信徒们一个接一个地跪到圣坛前,把精液射进她的阴道、口腔、肛菊,射在她脸上、乳房上、后背上。
然后他们跪在她面前,在精液从她腿间流到圣坛石砖上的水洼中,对着这个曾经的光明圣女,说出他们压在心底最隐秘的罪孽。
可馨坐在圣坛上听每一个人的忏悔,用自己腿间流出的精液在每个人额头上画十字。
她的动作越来越熟练——从第一个歪歪扭扭的画痕到后来每画一个十字都刚好蘸取最新鲜的精液,拇指从穴口轻轻一刮,就能刮到一团还没被体温烘干的温热液体,快速准确地画在信徒额头上,连十字两笔的比例都差不多保持一致。
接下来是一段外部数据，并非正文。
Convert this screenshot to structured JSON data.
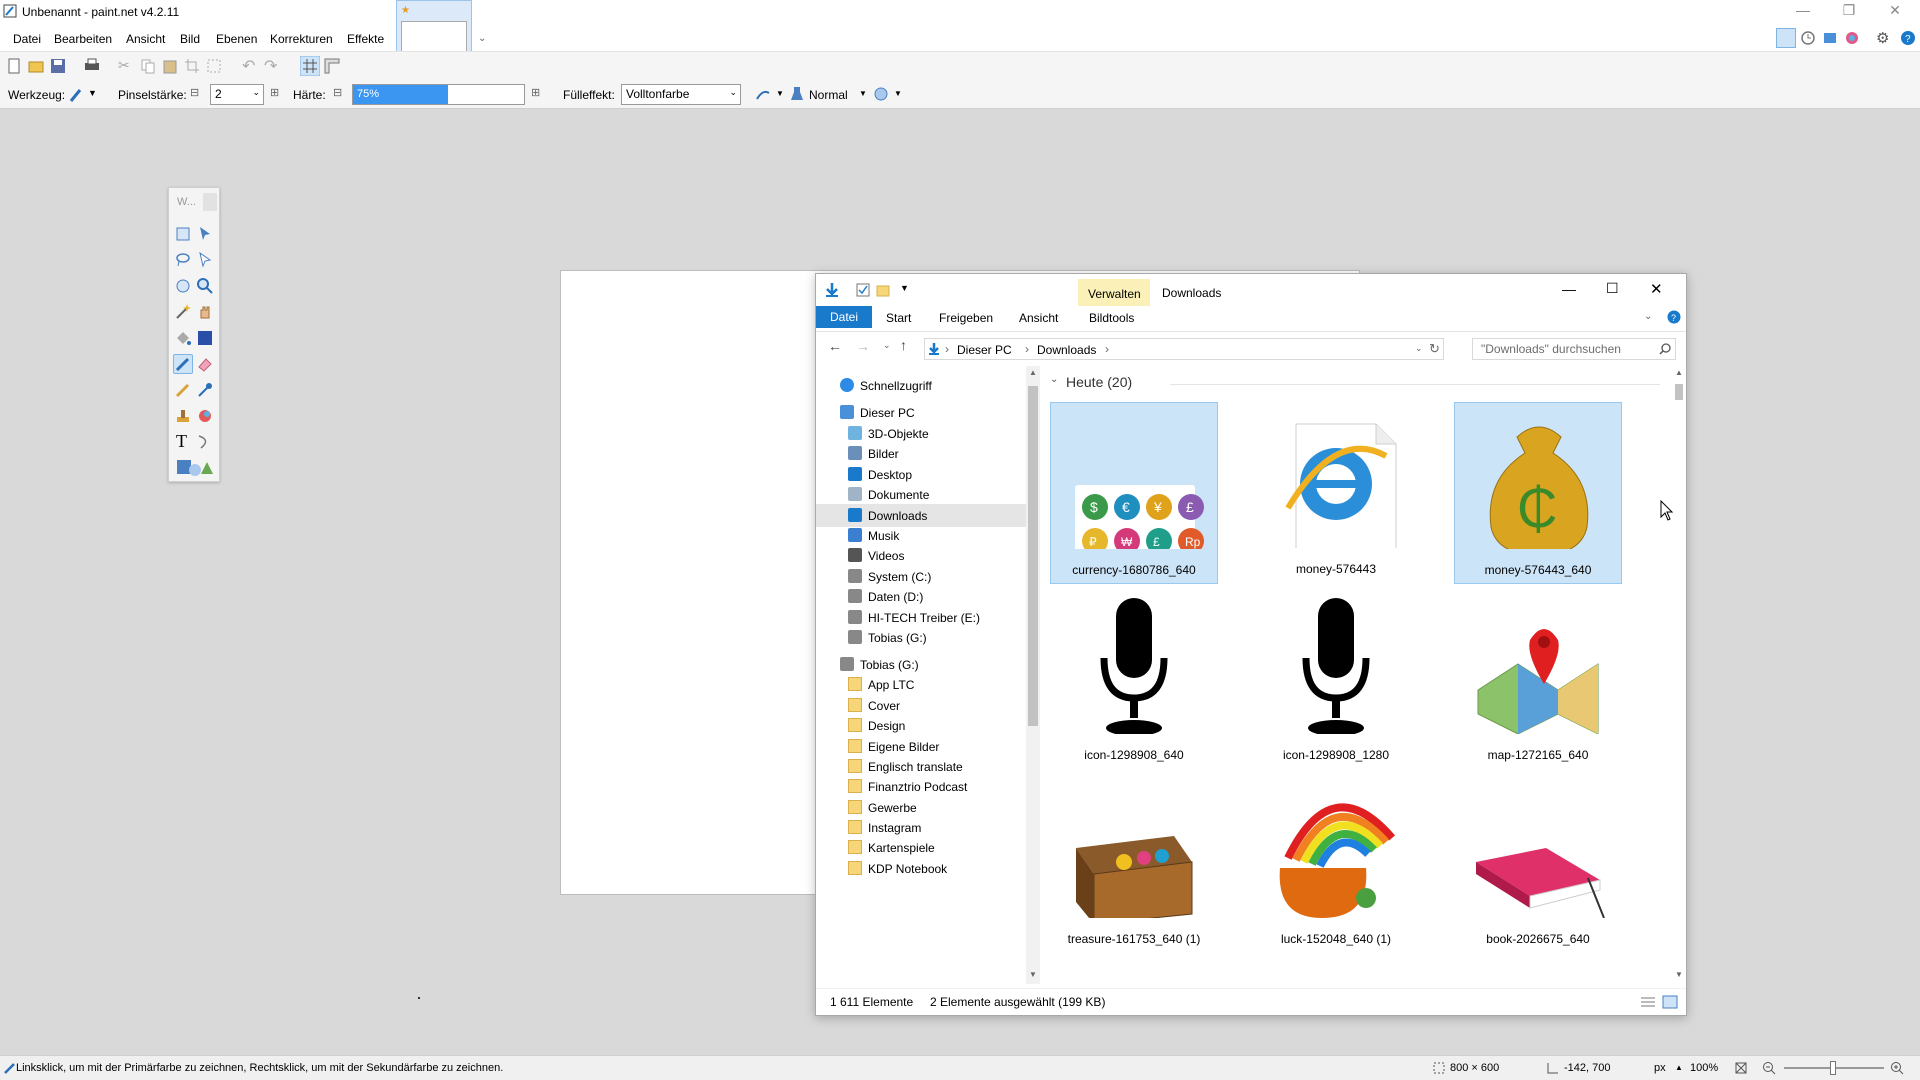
{
  "app": {
    "title": "Unbenannt - paint.net v4.2.11"
  },
  "menu": [
    "Datei",
    "Bearbeiten",
    "Ansicht",
    "Bild",
    "Ebenen",
    "Korrekturen",
    "Effekte"
  ],
  "toolbar": {
    "werkzeug_label": "Werkzeug:",
    "pinselstaerke_label": "Pinselstärke:",
    "pinselstaerke_value": "2",
    "haerte_label": "Härte:",
    "haerte_value": "75%",
    "haerte_fraction": 0.75,
    "fuelleffekt_label": "Fülleffekt:",
    "fuelleffekt_value": "Volltonfarbe",
    "blend_mode": "Normal"
  },
  "tools_window": {
    "title": "W..."
  },
  "explorer": {
    "context_tab": "Verwalten",
    "window_title": "Downloads",
    "ribbon_tabs": [
      "Datei",
      "Start",
      "Freigeben",
      "Ansicht",
      "Bildtools"
    ],
    "breadcrumb": [
      "Dieser PC",
      "Downloads"
    ],
    "search_placeholder": "\"Downloads\" durchsuchen",
    "group_header": "Heute (20)",
    "nav": [
      {
        "label": "Schnellzugriff",
        "icon": "star-icon",
        "level": 0
      },
      {
        "label": "Dieser PC",
        "icon": "pc-icon",
        "level": 0
      },
      {
        "label": "3D-Objekte",
        "icon": "cube-icon",
        "level": 1
      },
      {
        "label": "Bilder",
        "icon": "pictures-icon",
        "level": 1
      },
      {
        "label": "Desktop",
        "icon": "desktop-icon",
        "level": 1
      },
      {
        "label": "Dokumente",
        "icon": "documents-icon",
        "level": 1
      },
      {
        "label": "Downloads",
        "icon": "download-icon",
        "level": 1,
        "selected": true
      },
      {
        "label": "Musik",
        "icon": "music-icon",
        "level": 1
      },
      {
        "label": "Videos",
        "icon": "video-icon",
        "level": 1
      },
      {
        "label": "System (C:)",
        "icon": "drive-icon",
        "level": 1
      },
      {
        "label": "Daten (D:)",
        "icon": "drive-icon",
        "level": 1
      },
      {
        "label": "HI-TECH Treiber (E:)",
        "icon": "drive-icon",
        "level": 1
      },
      {
        "label": "Tobias (G:)",
        "icon": "drive-icon",
        "level": 1
      },
      {
        "label": "Tobias (G:)",
        "icon": "drive-icon",
        "level": 0
      },
      {
        "label": "App LTC",
        "icon": "folder-icon",
        "level": 1
      },
      {
        "label": "Cover",
        "icon": "folder-icon",
        "level": 1
      },
      {
        "label": "Design",
        "icon": "folder-icon",
        "level": 1
      },
      {
        "label": "Eigene Bilder",
        "icon": "folder-icon",
        "level": 1
      },
      {
        "label": "Englisch translate",
        "icon": "folder-icon",
        "level": 1
      },
      {
        "label": "Finanztrio Podcast",
        "icon": "folder-icon",
        "level": 1
      },
      {
        "label": "Gewerbe",
        "icon": "folder-icon",
        "level": 1
      },
      {
        "label": "Instagram",
        "icon": "folder-icon",
        "level": 1
      },
      {
        "label": "Kartenspiele",
        "icon": "folder-icon",
        "level": 1
      },
      {
        "label": "KDP Notebook",
        "icon": "folder-icon",
        "level": 1
      }
    ],
    "files": [
      {
        "name": "currency-1680786_640",
        "icon": "currency-icons-thumb",
        "selected": true
      },
      {
        "name": "money-576443",
        "icon": "internet-explorer-file-icon",
        "selected": false
      },
      {
        "name": "money-576443_640",
        "icon": "money-bag-thumb",
        "selected": true
      },
      {
        "name": "icon-1298908_640",
        "icon": "microphone-thumb",
        "selected": false
      },
      {
        "name": "icon-1298908_1280",
        "icon": "microphone-thumb",
        "selected": false
      },
      {
        "name": "map-1272165_640",
        "icon": "map-pin-thumb",
        "selected": false
      },
      {
        "name": "treasure-161753_640 (1)",
        "icon": "treasure-chest-thumb",
        "selected": false
      },
      {
        "name": "luck-152048_640 (1)",
        "icon": "rainbow-pot-thumb",
        "selected": false
      },
      {
        "name": "book-2026675_640",
        "icon": "book-thumb",
        "selected": false
      }
    ],
    "status_count": "1 611 Elemente",
    "status_selection": "2 Elemente ausgewählt (199 KB)"
  },
  "statusbar": {
    "hint": "Linksklick, um mit der Primärfarbe zu zeichnen, Rechtsklick, um mit der Sekundärfarbe zu zeichnen.",
    "image_size": "800 × 600",
    "cursor_pos": "-142, 700",
    "unit": "px",
    "zoom": "100%"
  },
  "colors": {
    "accent": "#1979ca",
    "selection": "#cce4f7",
    "verwalten": "#fbf1b8",
    "slider": "#3a96f0"
  }
}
净罪中出区在丑时初刻迎来了客流高峰——难民营里有人传开了消息,说圣女可馨在教廷废墟里用自己的身体帮信徒净罪,不管罪多大她都接纳、不管人多脏她都不嫌弃。
消息传得很快,从难民营传到周边村庄,从村庄传到附近的小镇,有人连夜赶了好几里山路拎着灯笼跑来排队。
龙一不得不在等候区紧急加设了第二道长凳,签到台上的瓦片号牌用完了,他改用碎木片——从废墟里捡来的已经半朽的椽子残块,用小刀削平一面再用炭笔在上面写编号。
木片比瓦片轻,堆在签到台上稍不注意就会被风吹跑,他不得不搬了块半截石砖压住。
后半夜,又有一个特殊的信徒排到了净罪中出区。
是个在难民营里负责收尸的老头,他身上的黑袍沾满了死人的体液和石灰粉,散发出一股让人作呕的尸臭。
他走到圣坛前时,可馨正在用手指蘸着自己腿间的精液给上一个信徒画十字。
老头站在圣坛边缘,不敢再往前走,只是用沙哑的嗓音说:“圣女大人,我碰过的死人比活人多。我这双手今天早上还抬过三个死在窝棚里的难民。你要是不愿意,我这就走。”
可馨抬头看了他一眼。
他的脸在月光下苍老而疲惫,眼窝深陷,手指上还残留着石灰粉的白痕。
她从圣坛上下来,赤着脚走到他面前,握住他那双抬过无数死人的手,放在自己胸口那道银色十字架纹路上。
“死人需要你,活人也需要你。进来吧。”她说。